The Angkor Hospital for Children launched a campaign to “save children’s lives from cancer” on October 24. Fundraising activities are scheduled to continue until December 12.
Dr Nguon Chanpheaktra, director of the hospital, explained that the hospitals comprehensive cancer screening and care services cost between $350,000 and $450,000 a year to run.
“Without adequate funding, cancer screening and care could be reduced or face closure, affecting the lives of the many Cambodian children who receive these services from Angkor hospital,” he said.
He added that this was the first time the hospital had focused its fundraising activities on its cancer ward. He hoped that the campaign would raise about $100,000, thanks to the participation of several famous actors and singers, along with philanthropists, both foreign and domestic.
“If every compatriot makes a monthly or annual contribution to the hospital, we will achieve our goal all the sooner. Remember, each of us has the power to save a child’s life, now or in the future,” he said.
Sam Livannak, a cancer specialist at the hospital, explained that cancer – which occurs when cells in the body transform uncontrollably and spread to other organs – can affect anyone, including very young children. In Cambodia, the number of cancer cases is increasing, he warned.
“The number of children who die before diagnosis is not clear, but research shows the survival rate for those who go undiagnosed is as low as 20 percent.
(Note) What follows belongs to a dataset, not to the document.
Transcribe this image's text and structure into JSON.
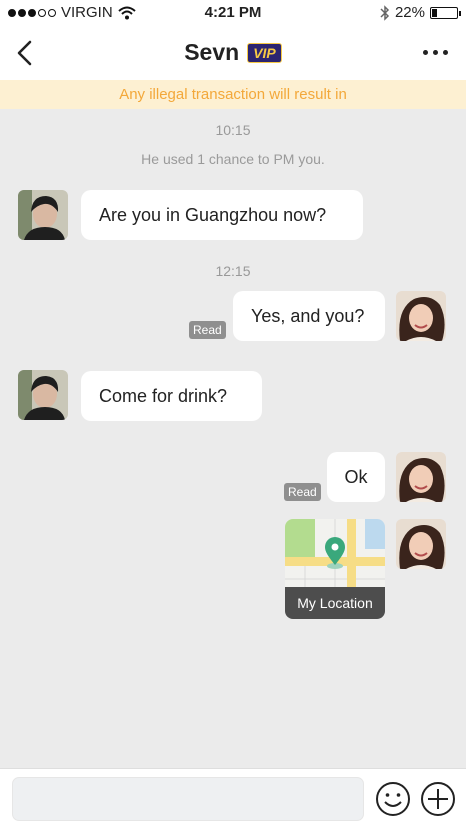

Almost all child cancer cases are referred to Angkor Hospital for Children. We are often their only option,” he said.
He added that the cancer department opened in 2012 to diagnose and care for this deadly disease. In 2021, the hospital opened a separate cancer-focused building. So far, it has treated 508 paediatric cancer patients, three-quarters of whom recovered.
He explained that cancer treatment could include many procedures, including surgery, chemotherapy, laser therapy and cryotherapy (a treatment where your healthcare provider applies extreme cold to freeze and destroy abnormal tissue) and pain relief.
“Cancer treatment is very stressful for children and families, so we also include psychological and financial support services for cancer patients and their parents. This includes counselling, a travel allowance and food packages and so on,” he said.
Dr Khov Phara, Head of Ophthalmology, said that due to a funding crisis and the increasing number of patients, the hospital was calling on the public to support the fundraising campaign.
“As an ophthalmologist at Angkor hospital, I have treated many children with cataract cancer. Most patients’ parents are shocked when their child is diagnosed. Ophthalmologists and oncologists work closely with each other to treat each child,” he added.
In the first week of the campaign, the hospital organised a number of activities, including press conferences, the launch of promotional video content on social media and celebrity endorsements. The hospital’s corporate partners had expanded their appeals, and various international partners had shared information about the campaign.